2.1 Content, Segments, and Blocks

For the purposes of the Peer Content Caching and Retrieval Framework, content is divided into one or more segments. Each segment is a binary string of a standard size (32 megabytes), except the last segment, which might be smaller if the content size is not a multiple of the standard segment size. In version 2.0 Content Information, segments can vary in size. Each segment is identified on the network by its segment ID, section 2.2, also known as HoHoDk. Different content items can share the same segment if they happen to contain an identical part that coincides with a complete segment.

In version 1.0 Content Information, each segment is divided in turn into blocks. Each block is a binary string of a fixed size (64 kilobytes), except for the last block in the last segment, which again might be shorter. Unlike segments, blocks in different segments are treated as distinct objects, even if identical. Blocks within a segment are identified by their progressive index within the segment (Block 0 is the first block in the segment, Block 1 the second, and so on). Because of the fixed block size, a block's index can also be used to compute its actual byte offset in the segment. Given the standard block size of 64 kilobytes, Block 0 is located at offset 0 in the segment, Block 1 at offset 65536, Block 2 at offset 131072, etc.
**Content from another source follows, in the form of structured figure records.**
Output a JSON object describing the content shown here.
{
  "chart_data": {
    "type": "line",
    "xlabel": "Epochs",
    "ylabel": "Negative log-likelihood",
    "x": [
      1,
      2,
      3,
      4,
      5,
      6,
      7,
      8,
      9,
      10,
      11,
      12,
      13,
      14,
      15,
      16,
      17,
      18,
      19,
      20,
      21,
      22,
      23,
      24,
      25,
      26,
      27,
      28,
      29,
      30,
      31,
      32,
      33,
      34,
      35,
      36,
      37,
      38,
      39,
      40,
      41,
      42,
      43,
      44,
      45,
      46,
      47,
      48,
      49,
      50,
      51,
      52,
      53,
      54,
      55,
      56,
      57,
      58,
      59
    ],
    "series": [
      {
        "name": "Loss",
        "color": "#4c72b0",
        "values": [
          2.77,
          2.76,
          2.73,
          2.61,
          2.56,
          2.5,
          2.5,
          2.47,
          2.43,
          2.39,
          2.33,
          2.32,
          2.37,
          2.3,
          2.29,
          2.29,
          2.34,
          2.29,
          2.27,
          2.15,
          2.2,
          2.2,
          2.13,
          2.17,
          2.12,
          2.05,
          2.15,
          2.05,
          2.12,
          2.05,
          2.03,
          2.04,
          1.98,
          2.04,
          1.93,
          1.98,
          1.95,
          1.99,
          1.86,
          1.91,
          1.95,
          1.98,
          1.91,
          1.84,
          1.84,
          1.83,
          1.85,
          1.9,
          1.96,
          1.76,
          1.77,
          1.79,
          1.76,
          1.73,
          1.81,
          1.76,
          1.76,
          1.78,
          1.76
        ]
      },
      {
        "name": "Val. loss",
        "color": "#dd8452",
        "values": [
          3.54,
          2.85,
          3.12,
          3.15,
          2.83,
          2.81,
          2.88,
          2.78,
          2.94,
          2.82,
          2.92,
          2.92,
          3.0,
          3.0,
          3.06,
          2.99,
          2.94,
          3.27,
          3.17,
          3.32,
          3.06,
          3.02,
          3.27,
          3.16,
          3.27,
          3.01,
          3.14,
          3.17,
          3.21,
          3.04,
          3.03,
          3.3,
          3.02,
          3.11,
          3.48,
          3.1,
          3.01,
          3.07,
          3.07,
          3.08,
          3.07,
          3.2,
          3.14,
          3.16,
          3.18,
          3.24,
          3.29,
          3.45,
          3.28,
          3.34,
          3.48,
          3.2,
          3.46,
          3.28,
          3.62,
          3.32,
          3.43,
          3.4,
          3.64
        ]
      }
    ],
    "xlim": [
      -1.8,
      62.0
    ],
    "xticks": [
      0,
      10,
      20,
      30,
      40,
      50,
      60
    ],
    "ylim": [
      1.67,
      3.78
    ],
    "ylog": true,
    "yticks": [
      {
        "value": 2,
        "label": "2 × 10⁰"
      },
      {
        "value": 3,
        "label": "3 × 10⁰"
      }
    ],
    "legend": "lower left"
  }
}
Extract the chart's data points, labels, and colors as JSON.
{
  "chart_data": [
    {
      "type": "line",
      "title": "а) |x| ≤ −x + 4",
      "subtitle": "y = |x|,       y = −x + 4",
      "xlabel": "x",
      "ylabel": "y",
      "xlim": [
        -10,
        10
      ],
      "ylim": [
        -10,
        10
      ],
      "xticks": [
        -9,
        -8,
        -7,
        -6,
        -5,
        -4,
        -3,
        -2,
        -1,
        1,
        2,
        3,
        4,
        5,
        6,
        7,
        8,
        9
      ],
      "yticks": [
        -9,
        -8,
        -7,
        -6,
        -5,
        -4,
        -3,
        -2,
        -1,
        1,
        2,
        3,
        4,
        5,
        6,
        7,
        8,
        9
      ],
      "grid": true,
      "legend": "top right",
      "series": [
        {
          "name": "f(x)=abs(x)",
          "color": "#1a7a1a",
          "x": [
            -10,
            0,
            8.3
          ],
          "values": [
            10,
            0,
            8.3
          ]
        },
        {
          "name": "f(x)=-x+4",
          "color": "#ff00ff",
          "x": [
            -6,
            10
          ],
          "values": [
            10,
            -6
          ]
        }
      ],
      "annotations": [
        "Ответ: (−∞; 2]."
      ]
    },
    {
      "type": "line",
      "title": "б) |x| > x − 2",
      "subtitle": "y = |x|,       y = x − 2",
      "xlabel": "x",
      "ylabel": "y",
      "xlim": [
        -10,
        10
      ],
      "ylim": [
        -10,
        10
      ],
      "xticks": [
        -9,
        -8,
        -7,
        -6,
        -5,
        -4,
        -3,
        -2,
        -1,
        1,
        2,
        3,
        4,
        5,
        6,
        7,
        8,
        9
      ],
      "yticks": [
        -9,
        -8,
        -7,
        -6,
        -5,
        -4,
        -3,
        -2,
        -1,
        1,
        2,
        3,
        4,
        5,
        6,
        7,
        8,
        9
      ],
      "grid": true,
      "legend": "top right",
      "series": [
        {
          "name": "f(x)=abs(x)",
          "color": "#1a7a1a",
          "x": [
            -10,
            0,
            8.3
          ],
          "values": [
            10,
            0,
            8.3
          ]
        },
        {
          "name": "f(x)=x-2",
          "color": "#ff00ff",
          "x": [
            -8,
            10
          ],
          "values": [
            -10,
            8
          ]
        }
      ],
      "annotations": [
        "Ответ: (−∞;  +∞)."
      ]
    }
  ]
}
Note that given the entire set of blocks for a segment, each identified by index, one can reconstruct the original segment simply by concatenating the blocks in order by index. Similarly, given the entire sequence of HoHoDk values for the successive segments in a content item, and a set of segments with matching associated HoHoDk values, one can reconstruct the original content simply by concatenating the segments in order based on HoHoDk values.